Doxorubicin primarily affects the chemical structure of DNA, leading to growth retardation in the G0/G1 phase of tumor cells [
50]. In this study, we confirmed that cariporide and doxorubicin together further increased the proportion of MCF-7/ADR cells in the G0/G1 phase, while the number of cells in the S phase partially decreased. Furthermore, the efflux of doxorubicin was severely decreased. These results show exceptional synergistic effects of the drug combination on the cell cycle and apoptosis.
P-glycoprotein (P-gp), is an ATP-dependent membrane pump, that is positively correlated with drug resistance [
51,
52]. A worldwide effort has been made to study the function of P-gp transporters and reduce multiple drug resistance (MDR), which promotes the accumulation and sensitivity of chemotherapeutic drugs [
53]. Surprisingly, we observed that cariporide could decrease the expression of MDR-1, CD44, and NF-κB in vitro. However, no significant difference was observed between the doxorubicin-alone and the control groups, primarily because MCF-7/ADR cells are inherently resistant to doxorubicin. NF-κB was shown to improve the anti-apoptotic activity of tumor cells by regulating the transcription of Bcl-2, leading to drug resistance of tumor cells [
54]. Our study further showed that the cotreatment surprisingly increased caspase-independent apoptosis as well as leading to decreased expression of p-AKT and the resistant proteins in vitro and in vivo. Furthermore, cariporide and doxorubicin activated cleaved PARP and cleaved caspase-3 expression in transplanted tumor tissues. Thus, the two drugs clearly have synergistic effects, providing further support for the notion that NHE1 may be a valuable target for treating breast cancer cells, possibly via the PI3K/AKT signaling pathway.

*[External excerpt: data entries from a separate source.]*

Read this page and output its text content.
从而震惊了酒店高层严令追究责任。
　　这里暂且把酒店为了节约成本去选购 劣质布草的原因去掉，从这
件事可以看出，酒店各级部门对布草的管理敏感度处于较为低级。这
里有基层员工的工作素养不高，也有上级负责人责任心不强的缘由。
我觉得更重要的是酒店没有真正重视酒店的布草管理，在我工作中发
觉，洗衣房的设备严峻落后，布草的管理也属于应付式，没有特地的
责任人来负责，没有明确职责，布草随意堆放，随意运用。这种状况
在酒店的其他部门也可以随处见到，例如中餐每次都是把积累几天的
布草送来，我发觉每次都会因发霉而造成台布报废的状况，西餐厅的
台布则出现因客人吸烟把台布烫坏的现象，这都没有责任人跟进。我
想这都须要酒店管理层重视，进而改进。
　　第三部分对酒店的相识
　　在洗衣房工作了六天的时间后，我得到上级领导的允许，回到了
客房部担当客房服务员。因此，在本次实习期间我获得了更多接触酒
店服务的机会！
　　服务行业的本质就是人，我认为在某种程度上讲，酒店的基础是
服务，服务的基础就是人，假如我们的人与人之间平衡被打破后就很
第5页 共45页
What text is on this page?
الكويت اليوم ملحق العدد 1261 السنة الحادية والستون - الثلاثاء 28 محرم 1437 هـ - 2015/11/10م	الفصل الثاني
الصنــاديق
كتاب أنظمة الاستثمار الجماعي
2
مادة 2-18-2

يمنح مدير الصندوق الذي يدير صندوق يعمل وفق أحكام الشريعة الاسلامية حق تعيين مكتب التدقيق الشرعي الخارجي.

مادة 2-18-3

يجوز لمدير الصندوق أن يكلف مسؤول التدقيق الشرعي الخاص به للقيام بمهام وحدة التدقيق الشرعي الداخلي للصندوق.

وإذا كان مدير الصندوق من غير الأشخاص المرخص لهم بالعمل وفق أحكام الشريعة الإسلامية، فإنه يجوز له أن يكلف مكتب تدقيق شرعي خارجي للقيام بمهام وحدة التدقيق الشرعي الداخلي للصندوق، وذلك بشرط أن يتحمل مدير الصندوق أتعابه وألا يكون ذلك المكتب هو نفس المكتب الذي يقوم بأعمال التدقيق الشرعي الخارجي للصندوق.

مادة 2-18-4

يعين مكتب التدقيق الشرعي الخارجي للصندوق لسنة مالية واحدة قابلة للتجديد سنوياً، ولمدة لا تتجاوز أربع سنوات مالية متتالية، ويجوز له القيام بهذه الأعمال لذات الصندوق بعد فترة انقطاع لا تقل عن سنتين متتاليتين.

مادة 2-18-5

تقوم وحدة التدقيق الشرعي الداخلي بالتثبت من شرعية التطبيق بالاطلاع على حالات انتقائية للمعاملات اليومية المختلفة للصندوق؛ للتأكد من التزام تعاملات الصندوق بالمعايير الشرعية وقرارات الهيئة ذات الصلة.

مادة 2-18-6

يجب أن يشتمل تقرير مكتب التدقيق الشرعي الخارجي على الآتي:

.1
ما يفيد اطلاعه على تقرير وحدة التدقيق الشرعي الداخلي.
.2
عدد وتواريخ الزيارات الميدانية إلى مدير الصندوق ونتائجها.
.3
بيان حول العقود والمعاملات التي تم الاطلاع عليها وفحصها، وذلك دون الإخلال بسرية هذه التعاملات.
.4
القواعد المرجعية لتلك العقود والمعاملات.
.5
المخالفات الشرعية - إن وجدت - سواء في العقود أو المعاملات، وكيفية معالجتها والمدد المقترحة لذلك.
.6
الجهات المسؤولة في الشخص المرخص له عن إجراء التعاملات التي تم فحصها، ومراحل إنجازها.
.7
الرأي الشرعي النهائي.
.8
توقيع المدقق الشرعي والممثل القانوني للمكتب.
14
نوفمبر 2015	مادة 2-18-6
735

In this study, we showed that high NHE1 expression was associated with chemoresistance. Cariporide inhibited breast cancer cell proliferation and activated apoptosis, supporting the notion that targeting NHE1 is likely a valuable therapeutic strategy for resistant breast cancer. Taken together, these data confirmed that cariporide may serve as a chemotherapy sensitizer. Of note, our findings may provide new insights into NHE1 association with MDR and activation of NF-κB p65 signaling and the caspase signal pathway.
Conclusions
In summary, our results demonstrated that the expression of NHE1, is negatively regulated by cariporide, and can likely serve as an independent hallmark of cancer prognosis in patients, since NHE1 is closely related to the chemoresistance of breast cancer. Targeting NHE1 attenuated cell proliferation, as well as induced apoptosis, which were accompanied by MDR1 reduction and caspase-3 pathway activation, respectively. Collectively, we suggest that NHE1 may serve as a promising target, and an understanding of the molecular mechanism activated by cariporide could represent a promising adjuvant intervention to improve the outcome of chemoresistant breast cancer therapy.